A year ago, President Obama announced the Deferred Action for Childhood Arrivals (DACA) program for young people who were brought to the U.S. when they were children by their immigrant parents. The program is a reprieve from deportation and a chance for DREAMers to get a work permit, which has helped transform many lives. As an immigrant, I may not understand their fear of being taken away, but I do understand the fear of losing everything you have been building.
I think the essence of coming to America is giving people infinite opportunities to make impossibilities become possible.

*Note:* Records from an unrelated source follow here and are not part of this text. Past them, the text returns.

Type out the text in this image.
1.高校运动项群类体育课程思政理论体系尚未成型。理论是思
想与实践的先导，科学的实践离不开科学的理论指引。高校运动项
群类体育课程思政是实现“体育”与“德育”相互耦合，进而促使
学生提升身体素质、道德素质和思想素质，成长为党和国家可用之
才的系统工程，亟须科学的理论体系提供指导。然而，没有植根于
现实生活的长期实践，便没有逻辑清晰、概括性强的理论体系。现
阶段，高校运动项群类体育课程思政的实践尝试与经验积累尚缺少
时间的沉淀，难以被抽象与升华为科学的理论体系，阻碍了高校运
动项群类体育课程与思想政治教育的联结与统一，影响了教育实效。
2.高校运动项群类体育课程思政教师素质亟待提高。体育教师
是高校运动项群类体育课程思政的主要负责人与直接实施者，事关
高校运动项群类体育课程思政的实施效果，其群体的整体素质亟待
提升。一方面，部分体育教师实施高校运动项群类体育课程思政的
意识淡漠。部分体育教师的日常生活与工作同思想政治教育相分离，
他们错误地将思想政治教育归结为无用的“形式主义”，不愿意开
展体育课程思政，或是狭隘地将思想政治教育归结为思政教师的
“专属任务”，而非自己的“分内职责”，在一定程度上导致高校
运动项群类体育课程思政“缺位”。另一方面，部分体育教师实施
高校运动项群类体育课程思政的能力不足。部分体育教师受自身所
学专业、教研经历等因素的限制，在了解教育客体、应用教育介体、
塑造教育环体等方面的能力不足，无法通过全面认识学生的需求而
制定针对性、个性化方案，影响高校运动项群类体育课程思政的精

When I was in my native China, I was spoiled and highly dependent on my parents. I was an average student who couldn’t dig into my deeper soul and know what I wanted because I had everything prepared by my parents. I didn’t know how to cook, never worked, never paid a bill. I didn’t know people were struggling with discrimination issues. I could never imagine that families were being torn apart. My only concern in life was studying hard, getting good grades, attending a top university and graduating.
After my family came to the U.S., I began to realize what I was capable of. I could hold two part-time jobs while I worked to earn my G.E.D. I could pay the bills for my entire family all on my own. I could work as a Registered Nursing Assistant even though biology was never my strong suit. I could gain acceptance into U.C. Berkeley, one of the best universities in the world, and then be selected to attend their U.C. Washington Center program. I could be hired to work on immigration reform at the Center for Community Change, first as an intern and now as a fellow.
I’m so grateful for all that I’ve been able to accomplish. I can’t imagine what my life would be like if I hadn’t come to the U.S. And I’m now fighting for DREAMers who have the same enthusiasm and hope for the future as I do. We should all be granted equal status so that we can make our lives better and contribute to the country we love.